Título: Lei Geral da Copa revelou descompasso inócuo
Autor:
Fonte: Valor Econômico, 22/03/2012, Política, p. A6

Até transformar-se em barganha para forçar a votação do Código Florestal na Câmara, o que ocorreu efetivamente ontem, a Lei Geral da Copa tramitou esta semana por negociações descompassadas entre o Palácio do Planalto e os líderes do PT e do governo na Câmara. No fim, a tensão revelou-se inócua e artificialmente fabricada. As bebidas alcoólicas, depois da semana de debates, estão permitidas nos estádios durante os jogos da Copa do Mundo de futebol. É o que dizem o projeto original do governo enviado ao Congresso, o relatório do deputado Vicente Cândido, a decisão da Comissão Especial e a recomendação de votação feita pelo governo anteontem, em última forma.

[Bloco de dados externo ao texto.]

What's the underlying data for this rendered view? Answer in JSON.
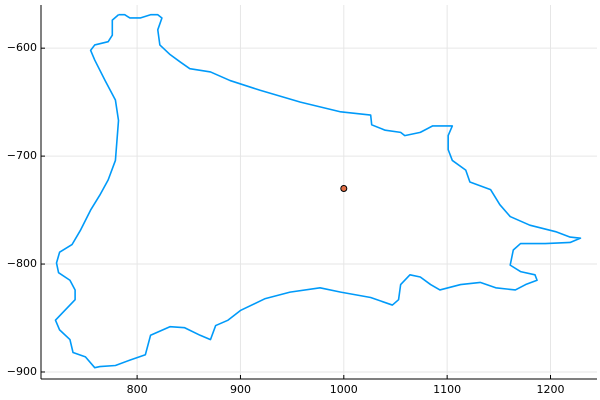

A incompreensão se deu à partir da decisão do deputado Arlindo Chinaglia, ao assumir a função de líder do governo com o carro da Lei da Copa em movimento, de fazer uma consulta sobre o real compromisso do governo federal com a Fifa em torno da livre comercialização de bebidas nos estádios.

Em 2007, todos os candidatos a sediar a Copa assinaram suas garantias e aditivos. Entre essas garantias está a cobertura para que os patrocinadores possam comercializar seus produtos. Todos os países que disputaram as Copas firmaram esses compromissos. A Alemanha, inclusive, reagiu mal antes de aceitar comercializar na sua Copa a cerveja americana. Os países que vão sediar a Copa em 2018 e 2022 já assinaram as mesmas garantias. Inclusive o muçulmano Qatar. O Brasil assinou, se comprometeu com as exigências.

O governo fez um projeto de lei geral e mandou para a Câmara, em setembro do ano passado, cumprindo o acertado. Essa lei teria que suprimir o artigo de uma emenda feita a uma outra lei, do Estatuto do Torcedor, de 2010 (três anos depois de firmado o compromisso com a Fifa para sediar a Copa), que proíbe a venda de bebidas em estádio. O estatuto é de 2003 mas a emenda da proibição é de 2010, e nem foi regulamentada ainda.

A lei proposta pelo governo apenas suspende a proibição feita pelo estatuto. O relator deputado Vicente Cândido, porém, resolveu colocar um outro artigo para reforçar: além de retirar a proibição, incluiu a permissão. O governo o apoiou, o relatório foi assim votado na Comissão Especial.

Com a troca de líderes do governo na Câmara, houve uma primeira discussão da agenda de votações, com a presença de Ideli Salvatti (ministra das Relações Institucionais) e Ivo Correia (funcionário do setor jurídico da Casa Civil). Arlindo Chinaglia quis saber se havia mesmo compromisso do Brasil com a Fifa, se era algo do interesse do Estado ou se o relator apenas colocara a permissão por iniciativa própria. O assessor Ivo respondeu vagamente que achava que não havia compromisso.

Como era um assunto que tensionava a base aliada, onde estão evangélicos e bancada da saúde contra a bebida, Chinaglia perguntou à chefe da Casa Civil, Gleisi Hoffmann, se valia a pena comprar a briga, mas ela também não sabia responder claramente.

O ministro do Esporte, Aldo Rebelo, foi informado por parlamentares de que o governo recuara do acordo com a Fifa. Buscou saber se a presidente desautorizaria mesmo o documento assinado por Lula em 2007. A presidente confirmou o cumprimento do acordo e das garantias dadas. O governo partiu, então, para recomendar votação no projeto mas na forma como enviara anteriormente, apenas com a supressão da proibição, retirando o artigo 29, redundante, que tornava a permissão explícita mas estava confundindo os líderes e bancadas.

Em qualquer uma das duas fórmulas, só suprimindo a proibição, ou também explicitando a permissão, há brechas para contestação judicial nos Estados que têm leis específicas proibindo bebidas alcoólicas em estádios. Como os Estados, para sediar jogos, foram solidários à assinatura do acordo com a Fifa, devem providenciar a compatibilização de legislação concorrente.